The national emergency civil rights mobilization can perform an extremely useful function at this time. It is quite likely that Congress will in fact take up the civil-rights measures of the Fair Deal administration. All persons interested in abolishing the blight of national and racial discrimination in America are aware of the fact that the resistance of the legislators from the South could be overcome if there were a real desire on the part of Congressmen and senators from the rest of the country to push civil-rights legislation through both houses.

Yet the fact remains that although both major parties are pledged in one way or another to pass FEPC and other civil-rights legislation, when push comes to shove nothing has ever been accomplished.
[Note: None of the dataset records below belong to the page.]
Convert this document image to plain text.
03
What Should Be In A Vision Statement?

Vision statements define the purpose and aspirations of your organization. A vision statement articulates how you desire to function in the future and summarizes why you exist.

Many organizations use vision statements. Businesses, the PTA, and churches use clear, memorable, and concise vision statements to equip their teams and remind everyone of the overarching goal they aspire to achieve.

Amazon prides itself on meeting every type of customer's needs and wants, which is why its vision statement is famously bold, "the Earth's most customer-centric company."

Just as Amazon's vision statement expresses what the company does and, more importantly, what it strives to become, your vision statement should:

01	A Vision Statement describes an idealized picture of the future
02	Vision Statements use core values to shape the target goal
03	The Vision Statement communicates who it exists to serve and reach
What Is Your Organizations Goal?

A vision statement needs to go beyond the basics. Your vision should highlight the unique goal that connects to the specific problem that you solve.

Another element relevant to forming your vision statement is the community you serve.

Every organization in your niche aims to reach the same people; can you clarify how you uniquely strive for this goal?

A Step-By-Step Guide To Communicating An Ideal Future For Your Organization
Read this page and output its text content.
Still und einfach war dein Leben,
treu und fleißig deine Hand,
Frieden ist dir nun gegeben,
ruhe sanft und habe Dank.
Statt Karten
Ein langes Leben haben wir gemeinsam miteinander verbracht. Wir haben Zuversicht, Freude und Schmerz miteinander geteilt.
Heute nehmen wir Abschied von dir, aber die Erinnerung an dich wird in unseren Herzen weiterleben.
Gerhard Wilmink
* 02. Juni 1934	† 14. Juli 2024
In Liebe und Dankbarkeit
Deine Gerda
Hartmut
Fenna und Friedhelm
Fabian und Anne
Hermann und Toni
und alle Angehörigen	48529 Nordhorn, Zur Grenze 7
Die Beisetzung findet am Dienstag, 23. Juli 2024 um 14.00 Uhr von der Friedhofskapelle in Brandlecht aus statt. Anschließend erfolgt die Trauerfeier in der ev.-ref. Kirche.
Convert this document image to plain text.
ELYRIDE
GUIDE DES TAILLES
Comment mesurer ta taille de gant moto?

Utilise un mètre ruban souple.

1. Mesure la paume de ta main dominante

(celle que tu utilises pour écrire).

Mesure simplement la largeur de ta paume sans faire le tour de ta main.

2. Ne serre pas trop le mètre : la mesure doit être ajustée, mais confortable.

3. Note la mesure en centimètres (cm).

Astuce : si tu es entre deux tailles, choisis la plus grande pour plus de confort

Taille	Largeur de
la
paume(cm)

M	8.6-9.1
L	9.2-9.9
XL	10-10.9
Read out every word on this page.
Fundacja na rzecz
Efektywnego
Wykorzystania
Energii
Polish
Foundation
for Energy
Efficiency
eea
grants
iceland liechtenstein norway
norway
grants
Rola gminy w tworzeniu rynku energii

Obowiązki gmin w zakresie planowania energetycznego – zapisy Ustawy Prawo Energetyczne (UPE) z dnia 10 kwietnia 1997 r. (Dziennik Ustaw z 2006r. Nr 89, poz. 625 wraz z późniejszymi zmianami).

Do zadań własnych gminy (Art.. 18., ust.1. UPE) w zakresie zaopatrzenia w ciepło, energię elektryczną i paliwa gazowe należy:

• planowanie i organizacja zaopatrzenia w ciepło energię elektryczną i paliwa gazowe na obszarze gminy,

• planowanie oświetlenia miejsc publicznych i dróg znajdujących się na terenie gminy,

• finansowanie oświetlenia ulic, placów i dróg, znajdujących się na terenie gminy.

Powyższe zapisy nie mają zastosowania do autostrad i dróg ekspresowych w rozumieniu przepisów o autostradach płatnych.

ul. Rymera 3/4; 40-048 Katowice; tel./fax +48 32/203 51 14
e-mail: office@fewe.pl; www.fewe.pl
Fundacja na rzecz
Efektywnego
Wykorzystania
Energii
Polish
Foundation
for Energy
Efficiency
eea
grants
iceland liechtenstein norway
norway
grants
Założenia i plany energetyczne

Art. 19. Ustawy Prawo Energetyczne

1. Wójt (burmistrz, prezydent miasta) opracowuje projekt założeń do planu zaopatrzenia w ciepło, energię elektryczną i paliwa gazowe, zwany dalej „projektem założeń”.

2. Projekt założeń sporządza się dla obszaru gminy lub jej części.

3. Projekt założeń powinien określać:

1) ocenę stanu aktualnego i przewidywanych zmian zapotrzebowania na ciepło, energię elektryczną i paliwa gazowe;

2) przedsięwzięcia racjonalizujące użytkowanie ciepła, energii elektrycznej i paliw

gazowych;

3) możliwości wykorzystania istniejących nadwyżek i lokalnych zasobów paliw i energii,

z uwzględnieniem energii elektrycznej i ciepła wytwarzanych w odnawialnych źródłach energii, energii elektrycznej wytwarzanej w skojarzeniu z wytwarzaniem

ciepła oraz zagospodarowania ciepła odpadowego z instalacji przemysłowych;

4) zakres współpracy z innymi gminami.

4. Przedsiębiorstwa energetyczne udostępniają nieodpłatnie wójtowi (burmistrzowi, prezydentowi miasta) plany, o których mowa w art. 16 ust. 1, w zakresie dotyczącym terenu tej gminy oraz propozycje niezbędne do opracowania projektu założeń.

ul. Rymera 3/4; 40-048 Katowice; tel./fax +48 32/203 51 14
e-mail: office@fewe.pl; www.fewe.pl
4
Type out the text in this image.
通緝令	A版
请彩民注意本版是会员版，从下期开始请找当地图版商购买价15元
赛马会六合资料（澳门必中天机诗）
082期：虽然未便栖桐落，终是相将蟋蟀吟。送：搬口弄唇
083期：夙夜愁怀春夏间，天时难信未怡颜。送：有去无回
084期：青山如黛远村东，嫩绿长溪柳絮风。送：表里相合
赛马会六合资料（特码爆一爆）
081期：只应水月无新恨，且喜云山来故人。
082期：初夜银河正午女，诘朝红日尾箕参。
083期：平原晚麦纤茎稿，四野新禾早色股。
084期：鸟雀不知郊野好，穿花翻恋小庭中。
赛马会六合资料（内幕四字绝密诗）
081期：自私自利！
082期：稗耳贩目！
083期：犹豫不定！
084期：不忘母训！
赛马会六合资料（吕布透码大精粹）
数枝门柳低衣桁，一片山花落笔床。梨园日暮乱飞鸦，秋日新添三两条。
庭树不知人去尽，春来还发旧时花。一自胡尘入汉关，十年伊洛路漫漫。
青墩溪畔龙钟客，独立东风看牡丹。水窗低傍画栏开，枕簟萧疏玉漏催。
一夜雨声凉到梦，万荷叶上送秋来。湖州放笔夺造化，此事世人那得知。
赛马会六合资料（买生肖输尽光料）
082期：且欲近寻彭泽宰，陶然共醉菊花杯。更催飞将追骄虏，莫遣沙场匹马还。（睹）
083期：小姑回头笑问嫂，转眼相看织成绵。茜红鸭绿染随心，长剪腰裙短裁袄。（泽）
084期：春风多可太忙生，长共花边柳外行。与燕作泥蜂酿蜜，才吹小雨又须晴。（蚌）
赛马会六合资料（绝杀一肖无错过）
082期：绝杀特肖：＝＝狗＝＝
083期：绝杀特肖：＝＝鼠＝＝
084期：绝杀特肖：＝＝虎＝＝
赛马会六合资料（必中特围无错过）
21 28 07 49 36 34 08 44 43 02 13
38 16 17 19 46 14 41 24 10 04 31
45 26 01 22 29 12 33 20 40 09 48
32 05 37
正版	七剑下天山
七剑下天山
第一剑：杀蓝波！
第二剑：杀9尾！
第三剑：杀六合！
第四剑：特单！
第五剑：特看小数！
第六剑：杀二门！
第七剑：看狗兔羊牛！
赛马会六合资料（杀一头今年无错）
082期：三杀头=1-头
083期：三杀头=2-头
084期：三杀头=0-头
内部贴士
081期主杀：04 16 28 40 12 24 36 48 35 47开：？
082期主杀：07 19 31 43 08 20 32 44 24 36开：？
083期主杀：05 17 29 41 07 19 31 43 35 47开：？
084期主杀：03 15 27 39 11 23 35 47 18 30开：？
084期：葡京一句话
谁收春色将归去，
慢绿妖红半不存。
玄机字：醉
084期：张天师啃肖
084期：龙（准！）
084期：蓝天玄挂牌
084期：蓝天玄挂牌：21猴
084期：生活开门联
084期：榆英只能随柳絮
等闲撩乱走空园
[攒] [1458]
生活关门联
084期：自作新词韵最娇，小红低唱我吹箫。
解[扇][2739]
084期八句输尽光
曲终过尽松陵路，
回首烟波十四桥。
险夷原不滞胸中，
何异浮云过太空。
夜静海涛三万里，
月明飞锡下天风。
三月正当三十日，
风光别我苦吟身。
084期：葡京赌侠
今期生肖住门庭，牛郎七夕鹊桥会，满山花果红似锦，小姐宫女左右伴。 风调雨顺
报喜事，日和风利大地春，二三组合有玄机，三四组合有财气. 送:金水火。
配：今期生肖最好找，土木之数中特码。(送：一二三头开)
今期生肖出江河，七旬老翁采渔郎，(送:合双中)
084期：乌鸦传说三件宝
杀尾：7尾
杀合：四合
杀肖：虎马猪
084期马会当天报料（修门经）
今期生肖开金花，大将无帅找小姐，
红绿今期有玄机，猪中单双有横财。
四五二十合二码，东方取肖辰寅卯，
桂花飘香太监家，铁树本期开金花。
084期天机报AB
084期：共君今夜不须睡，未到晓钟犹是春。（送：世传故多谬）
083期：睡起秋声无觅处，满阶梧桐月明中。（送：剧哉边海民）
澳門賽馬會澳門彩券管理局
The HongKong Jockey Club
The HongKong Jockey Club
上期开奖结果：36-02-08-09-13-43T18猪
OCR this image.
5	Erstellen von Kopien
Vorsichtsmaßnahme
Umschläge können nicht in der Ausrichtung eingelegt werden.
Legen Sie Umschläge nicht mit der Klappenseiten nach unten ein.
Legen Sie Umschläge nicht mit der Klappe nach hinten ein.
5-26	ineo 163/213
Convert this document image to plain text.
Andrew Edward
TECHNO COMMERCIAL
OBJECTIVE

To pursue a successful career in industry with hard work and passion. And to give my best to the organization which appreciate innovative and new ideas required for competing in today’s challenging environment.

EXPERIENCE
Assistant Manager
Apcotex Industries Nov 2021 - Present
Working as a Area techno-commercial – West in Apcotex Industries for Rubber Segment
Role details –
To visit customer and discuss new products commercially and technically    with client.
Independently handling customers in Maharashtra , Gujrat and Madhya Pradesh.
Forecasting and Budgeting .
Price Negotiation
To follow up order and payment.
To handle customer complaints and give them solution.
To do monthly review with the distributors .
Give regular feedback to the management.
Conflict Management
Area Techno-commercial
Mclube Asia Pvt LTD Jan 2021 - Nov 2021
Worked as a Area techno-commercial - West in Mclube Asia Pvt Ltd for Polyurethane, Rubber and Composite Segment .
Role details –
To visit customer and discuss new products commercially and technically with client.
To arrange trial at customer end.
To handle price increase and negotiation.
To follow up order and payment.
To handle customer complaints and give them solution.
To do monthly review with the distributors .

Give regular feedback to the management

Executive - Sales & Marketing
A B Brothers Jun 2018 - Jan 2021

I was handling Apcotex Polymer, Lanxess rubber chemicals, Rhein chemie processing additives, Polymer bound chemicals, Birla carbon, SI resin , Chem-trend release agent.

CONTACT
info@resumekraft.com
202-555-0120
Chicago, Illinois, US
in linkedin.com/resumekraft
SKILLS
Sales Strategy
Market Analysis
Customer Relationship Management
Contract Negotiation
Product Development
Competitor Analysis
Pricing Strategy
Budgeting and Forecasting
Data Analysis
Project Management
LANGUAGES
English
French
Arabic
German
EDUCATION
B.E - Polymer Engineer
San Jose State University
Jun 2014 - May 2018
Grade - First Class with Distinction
It must be born in mind that the legislators in Washington know that th« organizations sending delegates have been and are committed to continued support of the two major parties, regardless of what they do or do not do with respect to civil-rights legislation. They know that even though delegations may come and pound on their tables, the organizations they represent have not and do not threaten the formation of a new political party which would make civil rights one of the foundation stones of its whole program. They are quite accustomed to making promises at election time or to delegations of lobbyists which are later broken and explained away on grounds of “political expediency.” A mobilization for such a new party of labor could effectively hold an ax over the politicians’ heads to secure the rights of the Negro people.